Ein Tag Estland
Auf See zwischen Helsinki und Tallinn
Drei Finnen in Lederhosen und Filzhüten bilden die Hausband der Finlandia und verbreiten Oktoberfestfeeling auf der Überfahrt nach Tallinn — Ein Prosit, Neunundneunzig Luftballons und weiteres deutsches Kulturgut. Der Cruise Manager läuft dabei durch's Publikum und schüttelt seine Rassel im Takt — "And now a round of applause for our cruise manager Mikko shaking his banana!".
Ein Tag Estland
Frisch von der Fähre machen wir uns zum Abendessen auf in das Telliskivi Viertel, was geradezu lächerlich trendy ist: Alte Industrieanlagen, besprayte Backsteinmauern, ein zeitgenössisches Fotografiemuseum, geöffnet bis ein Uhr nachts.
Hinter mit Stickern bedeckten Toren verstecken sich in alten Maschinenhallen und ausrangierten Zügen spärlich beleuchtete Restaurants, auf den Tischen Avocado, Quinoa, Falafel, Hummus, Fritz Cola, Club Mate und vegane Kuchen.
Am nächsten Morgen drehen wir eine weite Runde von unserer Wohnung in Richtung Altstadt durch ein paar Wohnviertel.
Nach einem Rundgang durch die Altstadt, unumstrittenes Touristen-Highlight Tallinns, flüchten wir vor dem einsetzenden Regen in einen Buchladen und fragen uns, wie so viele Bücher für ein Publikum von etwa 1.3 Millionen auf Estnisch übersetzt werden.
Fazit Tallinn
Halte ich mich für qualifiziert, nach etwas mehr als 24 Stunden Tallinn zu bewerten?
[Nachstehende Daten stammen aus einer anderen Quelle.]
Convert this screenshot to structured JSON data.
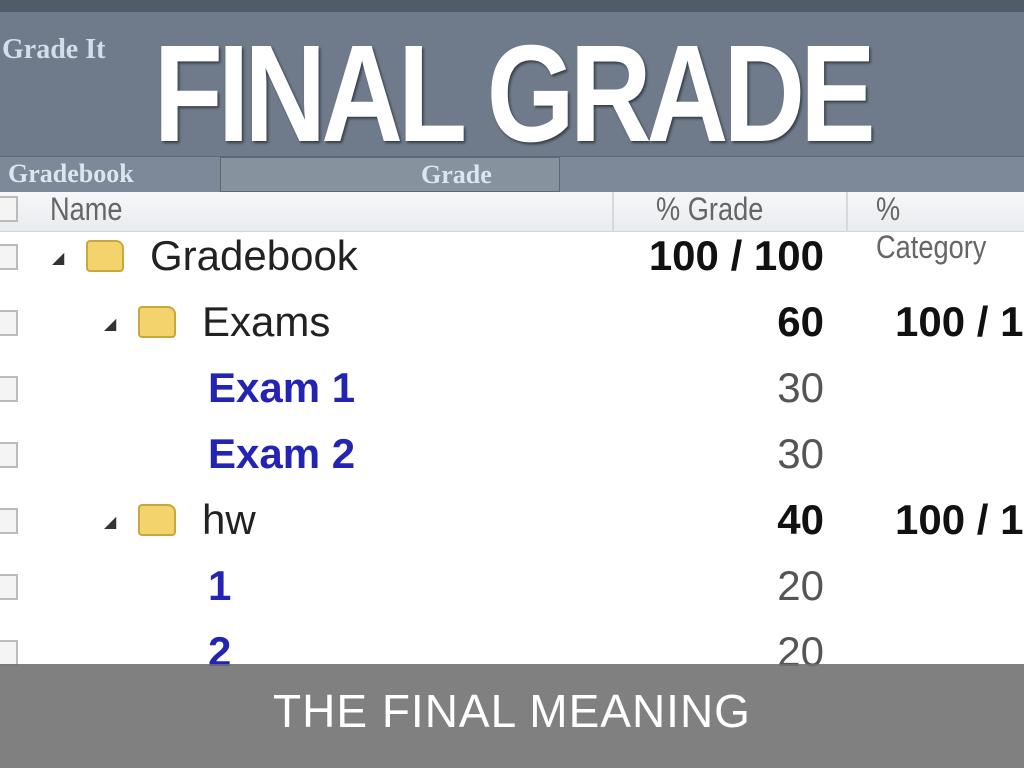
{
  "slide": {
    "title": "FINAL GRADE",
    "subtitle": "THE FINAL MEANING"
  },
  "background_ui": {
    "breadcrumb": "Grade It",
    "tabs": [
      "Gradebook",
      "Grade"
    ],
    "columns": [
      "Name",
      "% Grade",
      "% Category"
    ],
    "rows": [
      {
        "name": "Gradebook",
        "grade": "100 / 100",
        "category": "",
        "type": "folder",
        "level": 0
      },
      {
        "name": "Exams",
        "grade": "60",
        "category": "100 / 1",
        "type": "folder",
        "level": 1
      },
      {
        "name": "Exam 1",
        "grade": "30",
        "category": "",
        "type": "item",
        "level": 2
      },
      {
        "name": "Exam 2",
        "grade": "30",
        "category": "",
        "type": "item",
        "level": 2
      },
      {
        "name": "hw",
        "grade": "40",
        "category": "100 / 1",
        "type": "folder",
        "level": 1
      },
      {
        "name": "1",
        "grade": "20",
        "category": "",
        "type": "item",
        "level": 2
      },
      {
        "name": "2",
        "grade": "20",
        "category": "",
        "type": "item",
        "level": 2
      }
    ]
  },
  "colors": {
    "link": "#2424b4",
    "folder": "#f3d36b",
    "overlay": "#3c4655",
    "band": "#6e6e6e"
  }
}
Absolut nicht. Aber hier ist mein Versuch:
Im Kern ist Tallinn sehr klein — klein genug, um zu Fuß im Prinzip überall hin zu kommen. Die Altstadt ist mit ihren pastellfarbenen Häusern und spitzen roten Dächern sehr hübsch, aber sie ist auch unglaublich touristisch und wirkt auf mich etwas steril.
Fast interessanter ist die Gegend, die auf unserem Weg in die Altstadt liegt — die Häuser hier haben ein ähnliches Farbschema, sind aber aus verwittertem Holz — weniger glatt und mehr gritty. Außerdem läuft man nicht ständig an Bernstein- oder Souvenirläden vorbei, aber ich schätze das ist Geschmackssache.
Das Szeneviertel ist definitiv cool, vielleicht an der Grenze zu tryhard-cool, aber trotzdem cool.
Statt Hei sagt man hier Tere, was nicht ganz so cool, aber trotzdem noch okay ist — man hat den Eindruck, dass die Menschen etwas schüchterner werden, was vielleicht daran liegt, dass sie sich ihres (guten) Englischs nicht mehr so sicher sind wie die Finnen.
Um also auf den Punkt zu kommen: Lauft ein bisschen schneller durch die Altstadt, esst in einem alten Zugabteil zu Abend, schaut euch hier und da Kunst an — you're gonna have a good time.